Space Force moves to scale, enhance terrestrial data transport prototype

The Space Force is using the network to provide "data-transport-as-a-service" for other programs and users.
(NASA image)

COLORADO SPRINGS, Colo. — The Space Force’s acquisition arm plans to award a follow-on production contract in the coming months for a ground-based system that provides a “data-transfer-as-a-service” capability for the service and other partners.

In 2021, Space Systems Command (SSC) awarded a $46.5 million pathfinder contract to Sev1Tech to prototype meshONE-T, a terrestrial network of data transport nodes that facilitates secure and rapid communications between sites located around the world. 

Now, the service intends to issue a production contract to the company by the end of fiscal 2024 that will expand the scope and capabilities of the system, according to Col. Peter Mastro, senior materiel leader for the tactical command, control and communication delta within SSC’s battle management command, control and communications (BMC3) program executive office.

“It is a data-transport-as-a-service, where it provides a long-haul terrestrial fiber network to other programs that need it,” Mastro told a small group of reporters April 11 during the annual Space Symposium. “When a customer comes in and uses meshOne, it is a multi-path, resilient terrestrial comms to add that proliferated terrestrial path.”


The program is supporting the Pentagon-wide effort known as Combined Joint All-Domain Command and Control (CJADC2). The warfighting concept seeks to deploy technologies that help connect platforms and weapons from all the services and key foreign partners under a single network, enabling faster and more effective decision-making and force employment.

Programs today often set up and accredit their own closed, mission-specific networks through their prime contractor in order to move data around — creating technical and procedural barriers to efficiently sharing data with other services and mission areas, Mastro explained.

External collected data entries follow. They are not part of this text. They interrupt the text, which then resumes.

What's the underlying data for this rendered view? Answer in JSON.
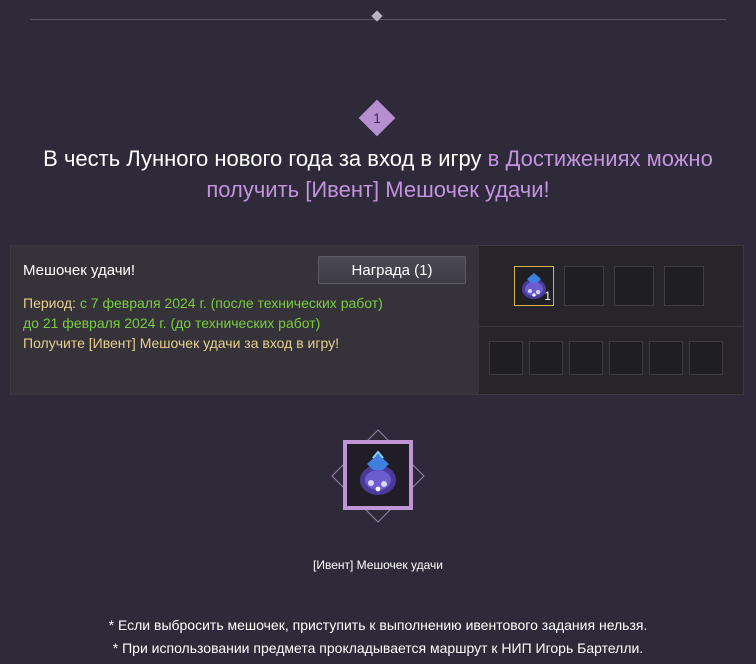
{
  "step": {
    "number": "1"
  },
  "headline": {
    "part_white": "В честь Лунного нового года за вход в игру",
    "part_purple_1": "в Достижениях можно",
    "part_purple_2": "получить [Ивент] Мешочек удачи!"
  },
  "event": {
    "title": "Мешочек удачи!",
    "reward_button": "Награда (1)",
    "period_label": "Период:",
    "period_value_1": "с 7 февраля 2024 г. (после технических работ)",
    "period_value_2": "до 21 февраля 2024 г. (до технических работ)",
    "instruction": "Получите [Ивент] Мешочек удачи за вход в игру!"
  },
  "reward_slots": {
    "first_count": "1",
    "top_row_count": 4,
    "bottom_row_count": 6
  },
  "item": {
    "name": "[Ивент] Мешочек удачи",
    "icon": "luck-pouch-icon"
  },
  "notes": [
    "* Если выбросить мешочек, приступить к выполнению ивентового задания нельзя.",
    "* При использовании предмета прокладывается маршрут к НИП Игорь Бартелли."
  ],
  "colors": {
    "background": "#2e2a39",
    "accent_purple": "#c493e0",
    "period_green": "#78cc3f",
    "text_yellow": "#e6cf8d",
    "slot_highlight": "#d9b24a"
  }
}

Even when two different networks use the same data repository, they each need to get an authority to connect to access that information, he added.

The meshONE-T network looks to break down those siloes by creating an integrated, ground-based network that can fit into the Department of the Air Force’s larger CJADC2 effort known as the DAF Battle Network. Specifically, the system is ideal for moving large capacity, big bandwidth and high-performance data between two sites, according to Mastro.

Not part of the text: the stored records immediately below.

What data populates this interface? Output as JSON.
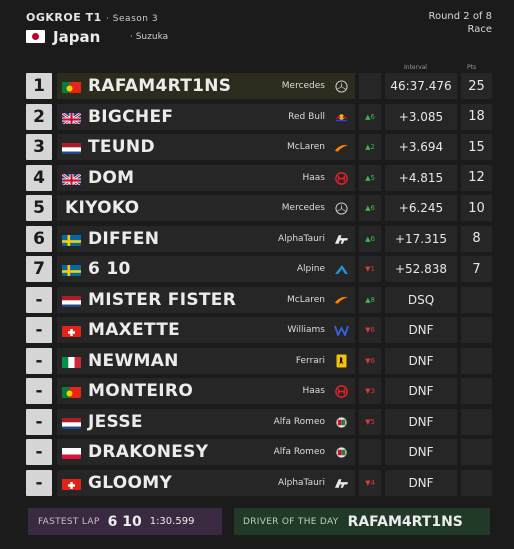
{
  "header": {
    "series": "OGKROE T1",
    "season": "· Season 3",
    "country": "Japan",
    "circuit": "· Suzuka",
    "round": "Round 2 of 8",
    "session": "Race"
  },
  "columns": {
    "interval": "Interval",
    "pts": "Pts"
  },
  "rows": [
    {
      "pos": "1",
      "flag": "pt",
      "name": "RAFAM4RT1NS",
      "team": "Mercedes",
      "logo": "mercedes-icon",
      "gain": "",
      "gain_dir": "",
      "interval": "46:37.476",
      "pts": "25"
    },
    {
      "pos": "2",
      "flag": "gb",
      "name": "BIGCHEF",
      "team": "Red Bull",
      "logo": "redbull-icon",
      "gain": "▲6",
      "gain_dir": "up",
      "interval": "+3.085",
      "pts": "18"
    },
    {
      "pos": "3",
      "flag": "nl",
      "name": "TEUND",
      "team": "McLaren",
      "logo": "mclaren-icon",
      "gain": "▲2",
      "gain_dir": "up",
      "interval": "+3.694",
      "pts": "15"
    },
    {
      "pos": "4",
      "flag": "gb",
      "name": "DOM",
      "team": "Haas",
      "logo": "haas-icon",
      "gain": "▲5",
      "gain_dir": "up",
      "interval": "+4.815",
      "pts": "12"
    },
    {
      "pos": "5",
      "flag": "",
      "name": "KIYOKO",
      "team": "Mercedes",
      "logo": "mercedes-icon",
      "gain": "▲6",
      "gain_dir": "up",
      "interval": "+6.245",
      "pts": "10"
    },
    {
      "pos": "6",
      "flag": "se",
      "name": "DIFFEN",
      "team": "AlphaTauri",
      "logo": "alphatauri-icon",
      "gain": "▲6",
      "gain_dir": "up",
      "interval": "+17.315",
      "pts": "8"
    },
    {
      "pos": "7",
      "flag": "se",
      "name": "6 10",
      "team": "Alpine",
      "logo": "alpine-icon",
      "gain": "▼1",
      "gain_dir": "down",
      "interval": "+52.838",
      "pts": "7"
    },
    {
      "pos": "-",
      "flag": "nl",
      "name": "MISTER FISTER",
      "team": "McLaren",
      "logo": "mclaren-icon",
      "gain": "▲8",
      "gain_dir": "up",
      "interval": "DSQ",
      "pts": ""
    },
    {
      "pos": "-",
      "flag": "ch",
      "name": "MAXETTE",
      "team": "Williams",
      "logo": "williams-icon",
      "gain": "▼6",
      "gain_dir": "down",
      "interval": "DNF",
      "pts": ""
    },
    {
      "pos": "-",
      "flag": "it",
      "name": "NEWMAN",
      "team": "Ferrari",
      "logo": "ferrari-icon",
      "gain": "▼6",
      "gain_dir": "down",
      "interval": "DNF",
      "pts": ""
    },
    {
      "pos": "-",
      "flag": "pt",
      "name": "MONTEIRO",
      "team": "Haas",
      "logo": "haas-icon",
      "gain": "▼3",
      "gain_dir": "down",
      "interval": "DNF",
      "pts": ""
    },
    {
      "pos": "-",
      "flag": "nl",
      "name": "JESSE",
      "team": "Alfa Romeo",
      "logo": "alfaromeo-icon",
      "gain": "▼5",
      "gain_dir": "down",
      "interval": "DNF",
      "pts": ""
    },
    {
      "pos": "-",
      "flag": "pl",
      "name": "DRAKONESY",
      "team": "Alfa Romeo",
      "logo": "alfaromeo-icon",
      "gain": "",
      "gain_dir": "",
      "interval": "DNF",
      "pts": ""
    },
    {
      "pos": "-",
      "flag": "ch",
      "name": "GLOOMY",
      "team": "AlphaTauri",
      "logo": "alphatauri-icon",
      "gain": "▼4",
      "gain_dir": "down",
      "interval": "DNF",
      "pts": ""
    }
  ],
  "footer": {
    "fastest_lap_label": "FASTEST LAP",
    "fastest_lap_driver": "6 10",
    "fastest_lap_time": "1:30.599",
    "dotd_label": "DRIVER OF THE DAY",
    "dotd_driver": "RAFAM4RT1NS"
  },
  "colors": {
    "background": "#1b1b1b",
    "row": "#262626",
    "leader_row": "#2c2b1e",
    "fastest_lap_bg": "#3a2a41",
    "dotd_bg": "#213a27",
    "gain_up": "#3fb34f",
    "gain_down": "#d23b3b"
  }
}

“You can buy into what we have, and in doing so you join an integrated network,” he said. “When you join the meshONE network — and even if you just get one node at your location — you now are connected to every other node in the mesh network.”

The meshONE-T technology also offers users cybersecurity capabilities based on zero trust, Mastro noted. The framework assumes networks are compromised by adversaries, requiring users to be constantly monitored and authenticated as they move through a network. 


Not only does that mean the architecture is protected, it also allows users to track data as it moves through the meshONE-T network and keep an eye on its performance in real time, he said.

“It’s that same type of visibility and insight that also gives cyber operators the ability to be on the system and to be monitoring who is in there to make sure that we understand what is going on,” he explained.

Since awarding the initial contract in 2021, SSC has deployed 17 meshONE-T nodes in and outside of the continental United States, according to Mastro.

The network has already supported a number of CJADC2-related programs — including demonstrations for the Advanced Battle Management System (ABMS) and the cloud-based command and control capability (CBC2) — as well as the Space Force’s Next-Generation Overhead Persistent Infrared (Next-Gen OPIR) program for missile warning and tracking.

In its budget request for fiscal 2025, the Space Force is looking for $42.1 million in research-and-development funding to support the follow-on contract for meshONE-T that will increase the number of nodes to expand the network. Mastro said while there isn’t a planned number of nodes they want to scale to, SSC has a list of programs touching “just about every part of the Space Force” that are interested in joining the network.


The service is also looking to enhance the overall capability of meshONE-T, such as becoming federated into other space-based networks, including systems in low-Earth orbit.

“We are going to be connected to [satellite communications] — both traditional military SATCOM, as well as commercial proliferated LEO [and] government proliferated LEO,” Mastro said.